I followed the direction of the swans, I thought I heard some calls and had an idea of where they could be. When I could see the water through the trees, sure enough, something was moving! But when I got a better look, it wasn’t the swans but a pair of goosander instead. I had nothing against that at all, so now the only question was how to get closer. I pulled back into the forest and approached the water from the side, until I got the birds in view again. With the ground being dry, I ended up lying down completely and then crawled on my belly until I was behind the last tree that offered any protection. The birds didn’t mind me at all though, in fact, just when I got to the best shooting position, they started sleeping. With the show thus over, I disappeared into the forest again.
I got back to my planned route and every time I got close to any pools of water, I looked carefully before proceeding. I didn’t see anything else until the last spot, where I found a pair of goldeneyes. They were too far and too small to shoot, but then I spotted something closer by but couldn’t really make it out with naked eye. I used the 600mm as binoculars and as soon as I got that “something” in focus, it lifted its head and transformed into a teal!
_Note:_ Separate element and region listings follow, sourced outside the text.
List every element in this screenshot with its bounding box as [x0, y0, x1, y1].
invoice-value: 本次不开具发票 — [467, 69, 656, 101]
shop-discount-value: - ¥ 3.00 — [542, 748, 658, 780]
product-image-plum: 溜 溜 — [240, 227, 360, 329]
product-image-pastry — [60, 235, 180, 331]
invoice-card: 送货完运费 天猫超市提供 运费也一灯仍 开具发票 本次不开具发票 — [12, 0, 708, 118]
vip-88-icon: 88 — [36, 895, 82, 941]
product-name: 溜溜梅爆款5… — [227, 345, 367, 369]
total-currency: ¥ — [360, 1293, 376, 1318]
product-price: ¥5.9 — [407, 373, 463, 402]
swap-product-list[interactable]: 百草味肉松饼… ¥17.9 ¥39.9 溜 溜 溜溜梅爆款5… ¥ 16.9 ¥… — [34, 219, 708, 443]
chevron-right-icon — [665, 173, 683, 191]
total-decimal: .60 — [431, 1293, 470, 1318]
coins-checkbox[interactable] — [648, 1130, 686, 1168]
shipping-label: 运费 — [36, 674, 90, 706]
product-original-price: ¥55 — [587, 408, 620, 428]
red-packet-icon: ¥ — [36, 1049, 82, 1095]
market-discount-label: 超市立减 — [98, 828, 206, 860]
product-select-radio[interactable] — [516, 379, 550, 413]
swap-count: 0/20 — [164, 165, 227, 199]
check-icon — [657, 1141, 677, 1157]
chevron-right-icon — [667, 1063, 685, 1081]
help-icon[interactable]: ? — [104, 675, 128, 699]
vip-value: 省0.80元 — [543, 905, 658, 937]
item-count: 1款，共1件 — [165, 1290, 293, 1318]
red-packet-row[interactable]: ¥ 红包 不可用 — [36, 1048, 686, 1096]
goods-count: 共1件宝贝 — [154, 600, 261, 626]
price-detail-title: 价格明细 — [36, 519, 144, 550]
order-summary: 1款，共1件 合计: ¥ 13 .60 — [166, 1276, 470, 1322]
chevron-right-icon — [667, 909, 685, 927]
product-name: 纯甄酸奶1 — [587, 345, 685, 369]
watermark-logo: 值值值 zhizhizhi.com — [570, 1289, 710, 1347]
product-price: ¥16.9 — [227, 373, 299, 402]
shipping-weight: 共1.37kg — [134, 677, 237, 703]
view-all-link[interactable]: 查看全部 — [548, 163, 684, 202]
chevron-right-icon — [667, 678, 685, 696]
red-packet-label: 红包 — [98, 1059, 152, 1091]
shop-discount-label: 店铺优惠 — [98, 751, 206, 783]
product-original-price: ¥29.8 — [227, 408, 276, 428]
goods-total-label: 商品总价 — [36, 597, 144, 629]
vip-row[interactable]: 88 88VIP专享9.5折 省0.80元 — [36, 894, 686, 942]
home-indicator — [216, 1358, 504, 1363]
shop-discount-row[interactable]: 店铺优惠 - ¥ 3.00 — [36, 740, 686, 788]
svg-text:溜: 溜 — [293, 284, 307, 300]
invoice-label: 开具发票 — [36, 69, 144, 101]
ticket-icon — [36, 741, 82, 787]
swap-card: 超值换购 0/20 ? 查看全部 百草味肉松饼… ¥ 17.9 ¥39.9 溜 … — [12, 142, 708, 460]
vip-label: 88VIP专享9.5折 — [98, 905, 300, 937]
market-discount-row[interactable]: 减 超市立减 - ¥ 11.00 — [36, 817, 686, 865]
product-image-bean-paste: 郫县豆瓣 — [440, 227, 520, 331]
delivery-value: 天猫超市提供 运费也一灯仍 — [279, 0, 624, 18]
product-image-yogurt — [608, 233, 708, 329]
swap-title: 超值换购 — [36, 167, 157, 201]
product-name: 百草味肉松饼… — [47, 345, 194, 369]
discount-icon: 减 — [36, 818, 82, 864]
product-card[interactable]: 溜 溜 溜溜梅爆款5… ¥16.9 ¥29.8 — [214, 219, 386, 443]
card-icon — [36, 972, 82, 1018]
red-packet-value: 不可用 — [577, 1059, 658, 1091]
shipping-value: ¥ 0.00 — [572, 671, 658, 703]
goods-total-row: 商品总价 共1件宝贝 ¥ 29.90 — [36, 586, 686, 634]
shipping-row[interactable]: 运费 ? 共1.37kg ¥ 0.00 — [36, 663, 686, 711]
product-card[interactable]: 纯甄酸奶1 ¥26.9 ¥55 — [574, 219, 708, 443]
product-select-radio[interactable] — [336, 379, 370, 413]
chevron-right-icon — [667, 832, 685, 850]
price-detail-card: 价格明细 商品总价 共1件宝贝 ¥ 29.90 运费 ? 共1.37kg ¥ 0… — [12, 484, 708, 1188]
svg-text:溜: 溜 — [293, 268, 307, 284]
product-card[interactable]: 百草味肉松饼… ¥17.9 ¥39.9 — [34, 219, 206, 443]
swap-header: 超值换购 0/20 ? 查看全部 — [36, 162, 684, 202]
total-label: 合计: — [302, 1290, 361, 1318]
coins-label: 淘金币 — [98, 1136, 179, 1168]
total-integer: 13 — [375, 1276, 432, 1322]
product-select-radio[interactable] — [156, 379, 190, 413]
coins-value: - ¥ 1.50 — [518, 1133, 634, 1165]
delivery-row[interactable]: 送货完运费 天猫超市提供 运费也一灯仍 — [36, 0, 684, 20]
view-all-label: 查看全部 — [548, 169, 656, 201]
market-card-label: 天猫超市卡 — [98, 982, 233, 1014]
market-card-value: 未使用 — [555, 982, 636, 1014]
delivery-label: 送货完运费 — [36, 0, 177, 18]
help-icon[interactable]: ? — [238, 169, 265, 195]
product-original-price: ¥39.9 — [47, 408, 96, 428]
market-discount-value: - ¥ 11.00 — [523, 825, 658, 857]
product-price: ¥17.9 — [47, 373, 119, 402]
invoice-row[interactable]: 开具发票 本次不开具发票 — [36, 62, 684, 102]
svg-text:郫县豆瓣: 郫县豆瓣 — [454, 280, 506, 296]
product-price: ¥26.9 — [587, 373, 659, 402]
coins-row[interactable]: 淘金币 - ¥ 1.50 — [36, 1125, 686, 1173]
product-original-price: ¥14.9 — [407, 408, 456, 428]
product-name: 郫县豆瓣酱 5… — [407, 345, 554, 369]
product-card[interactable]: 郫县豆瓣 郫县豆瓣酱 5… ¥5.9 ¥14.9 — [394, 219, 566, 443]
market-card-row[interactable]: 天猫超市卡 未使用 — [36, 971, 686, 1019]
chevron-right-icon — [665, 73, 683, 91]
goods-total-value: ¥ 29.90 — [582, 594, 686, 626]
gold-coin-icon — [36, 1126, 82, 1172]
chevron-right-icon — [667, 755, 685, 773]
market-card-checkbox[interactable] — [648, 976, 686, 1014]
Wow.
I got up from Mon, so amazed with all the birds I had seen that I felt like anything was possible now. I went over the road and then down on the north side, to Beaver Island (it’s not really called Beaver Island but I call it that because of all the beaver activity there). Again, a pair of goldeneyes which inevitably flew off the moment I saw them, and then nothing. I followed the water’s edge until I came to a spot which is covered with fallen trees and bushes and it’s so difficult to get through that it required all my attention. At one point though, I glanced up and saw a red bird that I couldn’t recognise. To make matters worse, there were a whole lot of branches in front so all I could do was to take a picture that would at least help me to identity the bird. So looking at the picture, it’s either a parrot crossbill or a common crossbill. Those darn things are nearly identical… but since I have odds on my side if I say it’s a common crossbill, then I say it’s a common crossbill. For me it doesn’t really matter which one it is, because I’ve never seen a crossbill of any kind!
After this encounter, it was time to leave the river and get back up in the forest. As I was walking home, I was thinking that this wasn’t a good a hike. It was a freakin’ awesome hike!